I grip the drafting table on both sides, drilling into her eyes with mine. “Mercutio is the most dynamic character in the play. To be able to reimagine him, I mean…”
And I trail off, not seeing the point in saying what I’ve said before. The opportunity to reinvent him would be a dream come true. What the hell could Callum Ames do other than look good in a codpiece? And even that’s debatable.
She rolls her blueprints. “The administration won’t allow a female to play a male’s role.”
“Why not? They spent hundreds of years playing ours.”
She gives me a look like I’m not helping, and then heads over to another work table.
I follow. “He’s a skeptic, he’s crude, he’s hot-headed… He’s the only one with potential for growth.”
She laughs to herself. “A skeptic…”
Yes, a skeptic. I realize that’s not fashionable in a Catholic school, but I think she’s caught on to the fact that if it’s “in” then I’m “out.”
“Please,” I ask, a vulnerability to my tone that I hate hearing from myself.
“No,” she replies.
“I deserve this.”
“No.”
I stand there, watching her as she closes her laptop and gathers her travel mug and bags.
I can’t play the nurse. I don’t care if my part is small. It’s not that.
But I know what I can do, and I’d put in my time. I know what I’m worth.
“Did you even ask them?” I charge.
Does the administration even know the opportunity I’d like?
She stops and looks up, straightening.

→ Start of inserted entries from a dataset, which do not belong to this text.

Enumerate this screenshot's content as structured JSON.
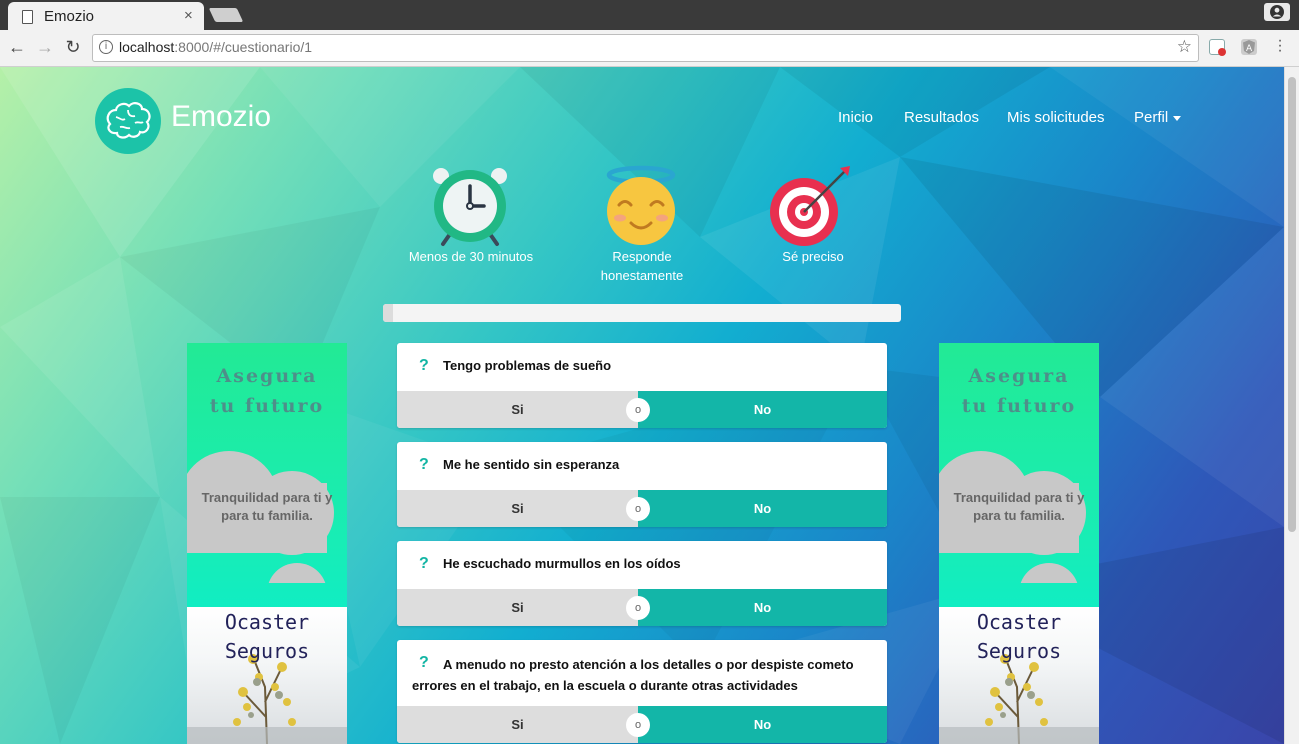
{
  "browser": {
    "tab_title": "Emozio",
    "tab_close": "×",
    "url_host": "localhost",
    "url_rest": ":8000/#/cuestionario/1"
  },
  "site": {
    "brand": "Emozio",
    "nav": [
      "Inicio",
      "Resultados",
      "Mis solicitudes",
      "Perfil"
    ]
  },
  "tips": [
    {
      "label": "Menos de 30 minutos",
      "icon": "alarm-clock-icon"
    },
    {
      "label": "Responde honestamente",
      "icon": "angel-face-icon"
    },
    {
      "label": "Sé preciso",
      "icon": "target-icon"
    }
  ],
  "progress": {
    "value": 0.02
  },
  "questions": [
    {
      "text": "Tengo problemas de sueño",
      "yes": "Si",
      "or": "o",
      "no": "No"
    },
    {
      "text": "Me he sentido sin esperanza",
      "yes": "Si",
      "or": "o",
      "no": "No"
    },
    {
      "text": "He escuchado murmullos en los oídos",
      "yes": "Si",
      "or": "o",
      "no": "No"
    },
    {
      "text": "A menudo no presto atención a los detalles o por despiste cometo errores en el trabajo, en la escuela o durante otras actividades",
      "yes": "Si",
      "or": "o",
      "no": "No"
    }
  ],
  "ad": {
    "headline_1": "Asegura",
    "headline_2": "tu futuro",
    "text": "Tranquilidad para ti y para tu familia.",
    "brand_1": "Ocaster",
    "brand_2": "Seguros"
  },
  "colors": {
    "accent": "#13b6a8",
    "answer_yes_bg": "#dddddd",
    "target_red": "#e8304f"
  }
}
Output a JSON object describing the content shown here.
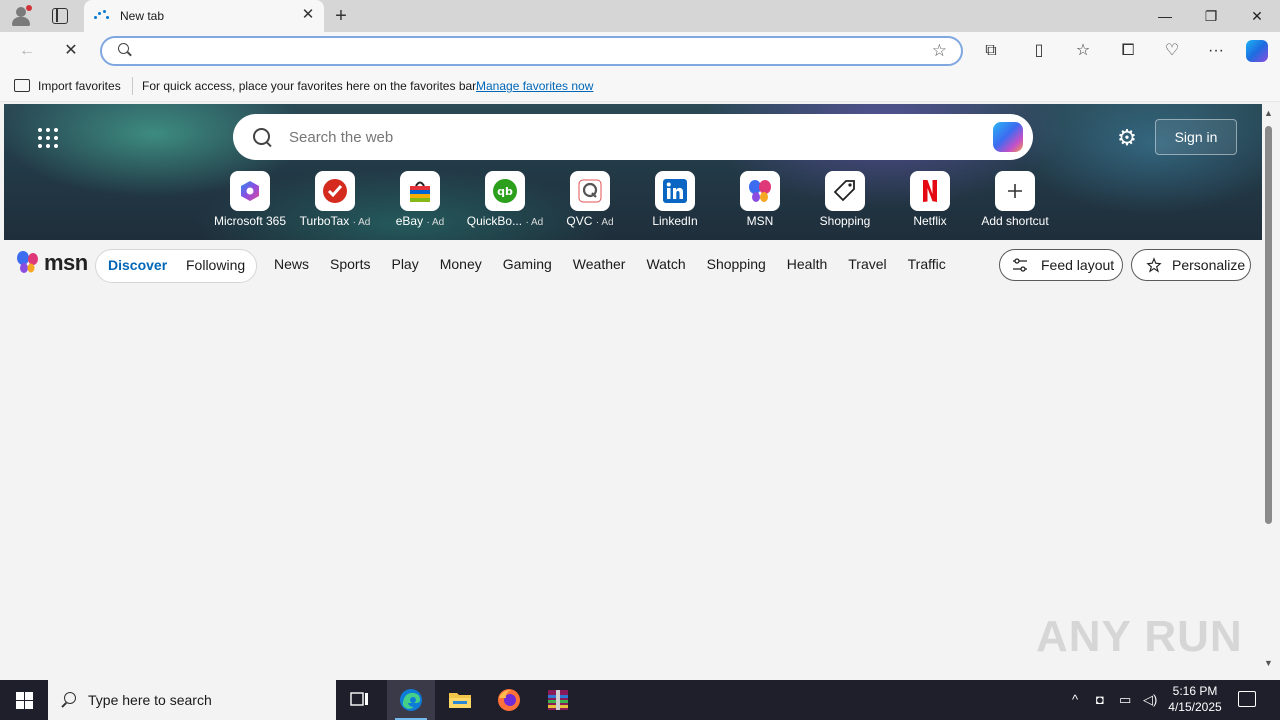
{
  "tab": {
    "title": "New tab"
  },
  "favorites_bar": {
    "import_label": "Import favorites",
    "message": "For quick access, place your favorites here on the favorites bar.",
    "manage_link": "Manage favorites now"
  },
  "search": {
    "placeholder": "Search the web"
  },
  "header": {
    "signin_label": "Sign in"
  },
  "shortcuts": [
    {
      "label": "Microsoft 365",
      "ad": ""
    },
    {
      "label": "TurboTax",
      "ad": "· Ad"
    },
    {
      "label": "eBay",
      "ad": "· Ad"
    },
    {
      "label": "QuickBo...",
      "ad": "· Ad"
    },
    {
      "label": "QVC",
      "ad": "· Ad"
    },
    {
      "label": "LinkedIn",
      "ad": ""
    },
    {
      "label": "MSN",
      "ad": ""
    },
    {
      "label": "Shopping",
      "ad": ""
    },
    {
      "label": "Netflix",
      "ad": ""
    },
    {
      "label": "Add shortcut",
      "ad": ""
    }
  ],
  "msn": {
    "logo_text": "msn",
    "discover": "Discover",
    "following": "Following",
    "nav": [
      "News",
      "Sports",
      "Play",
      "Money",
      "Gaming",
      "Weather",
      "Watch",
      "Shopping",
      "Health",
      "Travel",
      "Traffic"
    ],
    "feed_layout": "Feed layout",
    "personalize": "Personalize"
  },
  "watermark": "ANY RUN",
  "taskbar": {
    "search_placeholder": "Type here to search",
    "time": "5:16 PM",
    "date": "4/15/2025"
  },
  "colors": {
    "accent": "#0067b8",
    "address_border": "#7fa8e0",
    "taskbar": "#1f1f2b"
  }
}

The soft look in her eyes tells me she wants to make me happy, but…
She won’t fight for me.
“No reimagined sets,” she reiterates. “No reimagined costumes. No Mercutio.”

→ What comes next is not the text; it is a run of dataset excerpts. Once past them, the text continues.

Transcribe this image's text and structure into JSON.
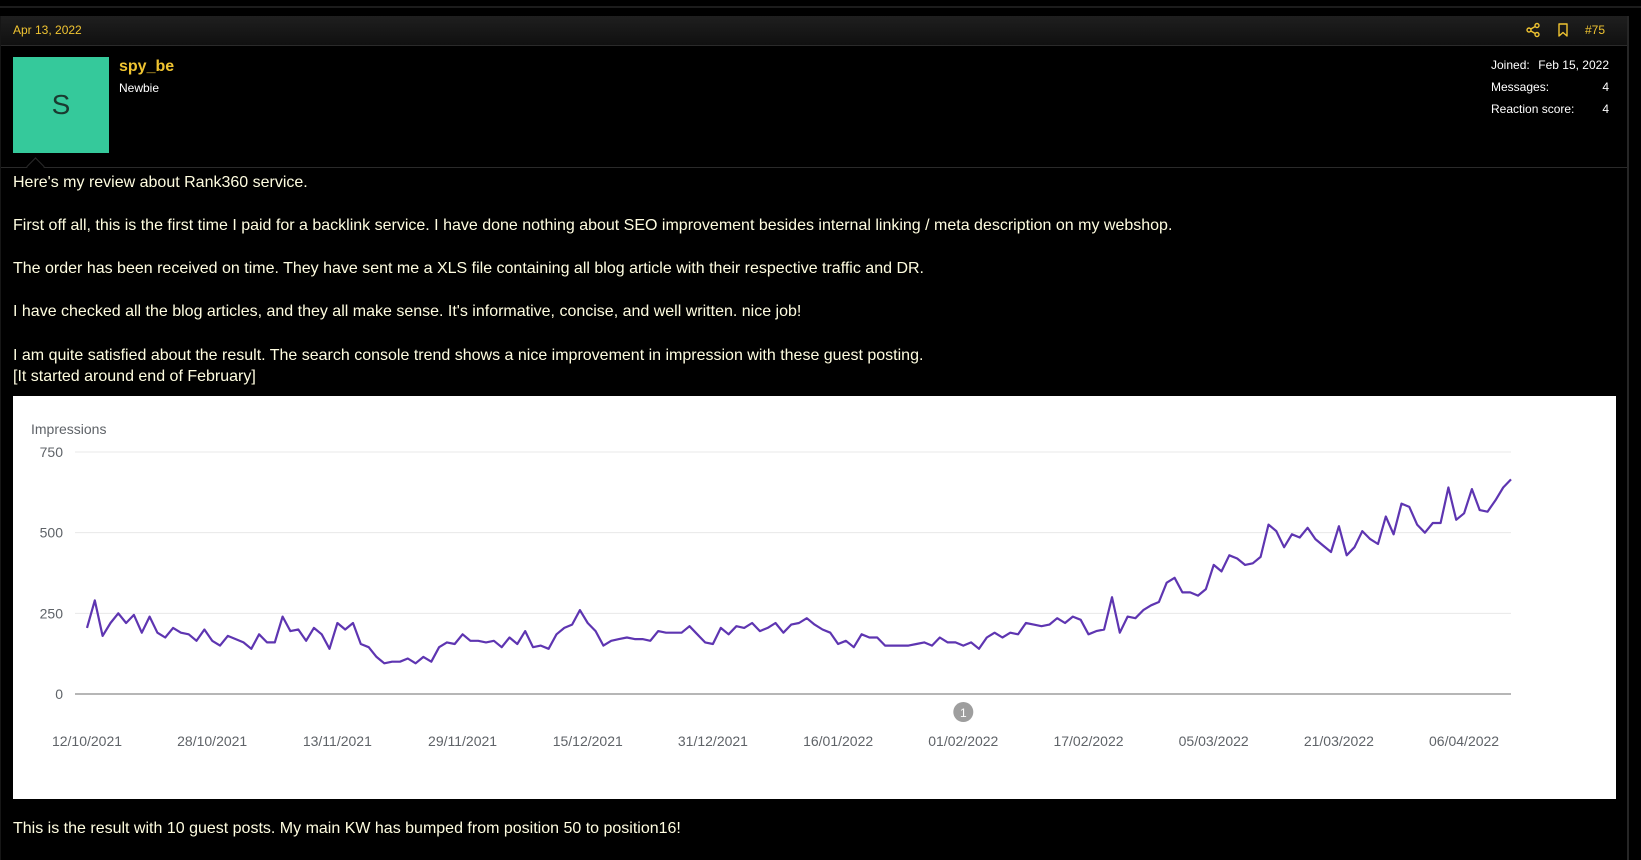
{
  "post": {
    "date": "Apr 13, 2022",
    "number": "#75",
    "share_icon": "share-icon",
    "bookmark_icon": "bookmark-icon",
    "accent_color": "#f0c431"
  },
  "user": {
    "avatar_letter": "S",
    "avatar_color": "#35c99b",
    "name": "spy_be",
    "title": "Newbie",
    "stats": [
      {
        "label": "Joined:",
        "value": "Feb 15, 2022"
      },
      {
        "label": "Messages:",
        "value": "4"
      },
      {
        "label": "Reaction score:",
        "value": "4"
      }
    ]
  },
  "message": {
    "paragraphs": [
      "Here's my review about Rank360 service.",
      "First off all, this is the first time I paid for a backlink service. I have done nothing about SEO improvement besides internal linking / meta description on my webshop.",
      "The order has been received on time. They have sent me a XLS file containing all blog article with their respective traffic and DR.",
      "I have checked all the blog articles, and they all make sense. It's informative, concise, and well written. nice job!",
      "I am quite satisfied about the result. The search console trend shows a nice improvement in impression with these guest posting.",
      "[It started around end of February]"
    ],
    "footer": "This is the result with 10 guest posts. My main KW has bumped from position 50 to position16!"
  },
  "chart_data": {
    "type": "line",
    "ylabel": "Impressions",
    "yticks": [
      0,
      250,
      500,
      750
    ],
    "ylim": [
      0,
      750
    ],
    "xticks": [
      "12/10/2021",
      "28/10/2021",
      "13/11/2021",
      "29/11/2021",
      "15/12/2021",
      "31/12/2021",
      "16/01/2022",
      "01/02/2022",
      "17/02/2022",
      "05/03/2022",
      "21/03/2022",
      "06/04/2022"
    ],
    "x_start": "12/10/2021",
    "x_end": "12/04/2022",
    "annotation": {
      "label": "1",
      "date": "01/02/2022"
    },
    "line_color": "#5e35b1",
    "series": [
      {
        "values": [
          205,
          290,
          180,
          220,
          250,
          220,
          245,
          190,
          240,
          190,
          175,
          205,
          190,
          185,
          165,
          200,
          165,
          150,
          180,
          170,
          160,
          140,
          185,
          160,
          160,
          240,
          195,
          200,
          165,
          205,
          185,
          140,
          220,
          200,
          220,
          155,
          145,
          115,
          95,
          100,
          100,
          110,
          95,
          115,
          100,
          145,
          160,
          155,
          185,
          165,
          165,
          160,
          165,
          145,
          175,
          155,
          195,
          145,
          150,
          140,
          185,
          205,
          215,
          260,
          220,
          195,
          150,
          165,
          170,
          175,
          170,
          170,
          165,
          195,
          190,
          190,
          190,
          210,
          185,
          160,
          155,
          205,
          185,
          210,
          205,
          220,
          195,
          205,
          220,
          190,
          215,
          220,
          235,
          215,
          200,
          190,
          155,
          165,
          145,
          185,
          175,
          175,
          150,
          150,
          150,
          150,
          155,
          160,
          150,
          175,
          160,
          160,
          150,
          160,
          140,
          175,
          190,
          175,
          190,
          185,
          220,
          215,
          210,
          215,
          235,
          220,
          240,
          230,
          185,
          195,
          200,
          300,
          190,
          240,
          235,
          260,
          275,
          285,
          345,
          360,
          315,
          315,
          305,
          325,
          400,
          380,
          430,
          420,
          400,
          405,
          425,
          525,
          505,
          455,
          495,
          485,
          515,
          480,
          460,
          440,
          520,
          430,
          455,
          505,
          480,
          465,
          550,
          495,
          590,
          580,
          525,
          500,
          530,
          530,
          640,
          540,
          560,
          635,
          570,
          565,
          600,
          640,
          665
        ]
      }
    ]
  }
}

She leaves, and I stand there, not frozen—just too tired to move. I wish she was telling the truth. I wish the administration really didn’t have money for a Romeo and Juliet makeover, and really did hate the idea of a female Mercutio.
But I know what I know. The problem isn’t my ideas. It’s me. I’ve been the grunt backstage my entire high school career—paying my dues and showing them that no matter how dissenting the piercings on my ears, or how many times my family name is in the Police Beat section of the newspaper—
I want to be here. I will be here every day for as long as she needs me.
I love the theater. I want to be a part of that world on-stage. I’ve put in my time—sewing costumes, building sets, being her right-hand during auditions and rehearsals, and literally being the axis around which everything else spins on performance nights.
You need something pinned? Come here.
You forgot a line? Okay, which part do you play? I know them all.
Dorothy’s almost up and she’s missing? I saw her making out with the Tin Man in the wings. I’ll go grab her.
I’ve pushed a wheelbarrow around in the background of Fiddler on the Roof and almost had actual lines as an understudy for North Winston when she played Miss Scarlet in Clue, but I’m kind of glad that never panned out. I wanted Mrs. White anyway.
Romeo and Juliet is my last chance—was my last chance—to prove what I can do before I’m inevitably rejected by the theater department at Dartmouth.
I hear the heavy stage door slam shut, the last few members of the crew clearing out, the only sound in the entire theater being the ever-present movement of the air conditioning in the ducts above.
My phone is in my bag. I should call Iron to pick me up, but I’m not ready to go home yet.
Heading offstage, I wander down the hall, not really knowing where I’m going until I see the racks of costumes pulled from storage that sit outside the dressing rooms. Repairs need to be made, as well as some altered for the actors wearing them this year, but I can’t help sifting through the clothes, pushing each hanger to the left as I take in the same tired, old shit. It isn’t like my ideas are all that new, either. Romeo and Juliet has been re-adapted several times in West Side Story, China Girl…
Would Leonardo DiCaprio’s version have been number one at the box office opening weekend if he’d been in tights?
Okay, perhaps, but the genius of that film was that it was revamped for a changing audience. Firefights, car chases, rock music, forbidden love… I’m not suggesting much that hasn’t already been done.
I spot a long black coat—Victorian, with a fitted torso and calf-length skirt—mixed in with the Renaissance costumes, and I stop, studying it.
Pulling it off the rack, I hold it up, pause only a moment, and then grab the ruffle on the left shoulder, ripping it off. I do the same to the right side and slide the coat off the hanger, slipping my arms into it. I button it up, the bodice fitting perfectly, and then slip the rubber band off my wrist and pull my hair back into a high ponytail, teasing my hair. I dive into a dressing room and dab on some more eyeliner and dark shadow around my eyes, seeing the scene in my head. New York. A cold night. White snow falling against a black sky.